Imagine gathering all your employees together at 5:00 p.m. on payday to tell them their checks haven't arrived. After applying bandages to your wounds, imagine the phone call you'd make to the payroll processor who blew the delivery. Jack Rahner has never sat on the receiving end of such a call, and never intends to. But AlphaStaff, where Rahner is VP of IT operations, runs a legacy enterprise resource planning (ERP) system, and sometimes latency in the system has meant the human resources outsourcing company had to hand-deliver clients' payroll to planes waiting on the tarmac. Rather than continue to play it so close, Rahner sought out a new SAN with fast, solid state disks to improve ERP performance.

AlphaStaff has grown from 6,000 employees to 80,000 in the past five years. Data has grown alongside the employees, climbing from 1Tbyte to 60Tbytes now under management, and the company was outgrowing its original storage array and wanted to upgrade. In particular, SSD support was important because AlphaStaff's enterprise resource planning (ERP) application runs on older technology--a Unidata database. The database was written back in the days when memory was very expensive, so all the temp files are stored on disk rather than in memory. Rahner says the ERP system would benefit from high-performance SSDs. Besides SSDs, the SAN would have to support ISCSI, as AlphaStaff wanted to stick with its iSCSI backbone.

So about a year and a half ago, Rahner and his team began the search for a new storage array. "Our data has expanded rapidly, and storage had become harder to manage," says Rahner. He says the organization has outgrown the small and mid-size IT tools that the company implemented years ago. "What was supposed to scale out, we topped out."

Rahner considered several options, including Compellent and NetApp. He participated in a month-long bake-off that Compellent performed in its Eden Prairie, Minn. headquarters. Rahner brought his existing array and the ERP app to Eden Prairie and did simulation testing using an I/O meter, and ran simulations to forecast for growth. He says during the testing Compellent was 60 percent faster than his existing system and less expensive per gigabyte.

Rahner was also impressed with Compellent's automated tiering capabilities, which moves frequently accessed data to high-performance disk, while older data is moved to less expensive drives. This lets AlphaStaff use a mix of drive types and speeds to balance data storage needs. With automated tiering, AlphaStaff has moved 80 percent of its data to lower tiers of 7.2K 1TB and 2TB SAS drives.

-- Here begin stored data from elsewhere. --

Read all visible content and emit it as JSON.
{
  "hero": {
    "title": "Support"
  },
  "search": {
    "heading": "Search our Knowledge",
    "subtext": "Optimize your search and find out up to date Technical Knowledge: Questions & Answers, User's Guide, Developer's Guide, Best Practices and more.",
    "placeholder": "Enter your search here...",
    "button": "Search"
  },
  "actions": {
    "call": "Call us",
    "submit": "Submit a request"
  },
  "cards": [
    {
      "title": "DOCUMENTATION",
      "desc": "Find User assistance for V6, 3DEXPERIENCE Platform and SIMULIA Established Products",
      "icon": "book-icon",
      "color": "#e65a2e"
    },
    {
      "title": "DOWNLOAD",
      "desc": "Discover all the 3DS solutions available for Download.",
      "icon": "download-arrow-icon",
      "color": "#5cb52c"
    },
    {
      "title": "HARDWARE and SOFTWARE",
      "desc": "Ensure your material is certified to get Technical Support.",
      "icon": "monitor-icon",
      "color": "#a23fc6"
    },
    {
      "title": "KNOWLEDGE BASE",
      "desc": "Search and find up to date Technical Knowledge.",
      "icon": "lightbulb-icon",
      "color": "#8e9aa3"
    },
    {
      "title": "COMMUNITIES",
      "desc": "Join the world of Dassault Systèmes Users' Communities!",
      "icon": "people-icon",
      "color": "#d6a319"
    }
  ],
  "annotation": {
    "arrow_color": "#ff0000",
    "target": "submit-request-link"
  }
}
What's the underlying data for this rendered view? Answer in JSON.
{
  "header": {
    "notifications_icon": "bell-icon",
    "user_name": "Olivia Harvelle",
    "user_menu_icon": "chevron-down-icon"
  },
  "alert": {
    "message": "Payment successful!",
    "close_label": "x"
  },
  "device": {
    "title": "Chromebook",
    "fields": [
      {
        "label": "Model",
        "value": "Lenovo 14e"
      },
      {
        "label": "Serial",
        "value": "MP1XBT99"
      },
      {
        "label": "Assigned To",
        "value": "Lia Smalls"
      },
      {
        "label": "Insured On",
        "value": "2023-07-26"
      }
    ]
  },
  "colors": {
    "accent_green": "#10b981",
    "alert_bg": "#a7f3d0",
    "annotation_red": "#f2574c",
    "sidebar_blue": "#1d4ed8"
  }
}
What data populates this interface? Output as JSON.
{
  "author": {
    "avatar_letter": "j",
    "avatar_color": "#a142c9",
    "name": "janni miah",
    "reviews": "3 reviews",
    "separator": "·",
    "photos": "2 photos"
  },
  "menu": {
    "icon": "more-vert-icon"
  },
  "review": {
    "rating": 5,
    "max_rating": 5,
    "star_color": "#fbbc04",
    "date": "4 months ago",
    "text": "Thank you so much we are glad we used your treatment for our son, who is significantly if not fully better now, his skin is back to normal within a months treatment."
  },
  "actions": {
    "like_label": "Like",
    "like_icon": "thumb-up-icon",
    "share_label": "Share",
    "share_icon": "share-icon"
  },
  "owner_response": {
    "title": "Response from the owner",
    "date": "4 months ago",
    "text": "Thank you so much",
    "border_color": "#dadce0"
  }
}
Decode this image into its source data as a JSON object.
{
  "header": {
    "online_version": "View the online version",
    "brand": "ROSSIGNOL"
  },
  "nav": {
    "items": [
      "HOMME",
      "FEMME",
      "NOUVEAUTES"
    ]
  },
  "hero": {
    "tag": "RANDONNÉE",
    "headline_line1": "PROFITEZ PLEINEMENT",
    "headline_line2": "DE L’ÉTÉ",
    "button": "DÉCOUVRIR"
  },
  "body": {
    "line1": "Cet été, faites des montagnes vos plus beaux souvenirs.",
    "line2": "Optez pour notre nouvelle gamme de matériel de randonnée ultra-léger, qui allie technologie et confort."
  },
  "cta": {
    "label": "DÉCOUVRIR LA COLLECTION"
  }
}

That automation also meant Rahner didn't have to hire another employee. The company used to have a full-time administrator whose primary job was to reconfigure storage to keep data on the most appropriate tier to maintain high performance. Rahner has now been able to move that administrator to new projects. "There is a real ROI," says Rahner, who notes the additional employee would've cost the company up to $60,000. "The savings were almost immediate."

The Compellent SAN has had other benefits as well. A feature called Lightweight Snapshots lets the company back up and recover data that changes often. The snapshot captures block-level changes, so backups take up less space and occur faster. The SAN is configured to take a snapshot once an hour, and retain each snapshot for 14 days. Rahner says that with the old array, backups would have to be restored from tape, which could take up to 24 hours. Now that backups are on disk, they can be restored in ten minutes. In addition, reports that used to take two days can now run in an hour.

Perhaps the best benefit is the boost in performance of its mission-critical ERP system. The SSDs have cut latency from 22 milliseconds down to two milliseconds in almost every single transaction associated with processing client payrolls. This latency reduction is key, because many of AlphaStaff's clients still deliver physical checks to their employees. AlphaStaff has to ship those checks on time or people don't get paid. "We've never missed a client's payroll in our organizational history," Rahner says, noting that the company has even hand-delivered payroll to its clients during a hurricane. "But although we never missed a payroll, we were reaching critical mass and chasing airplanes." He won't have to do it any more.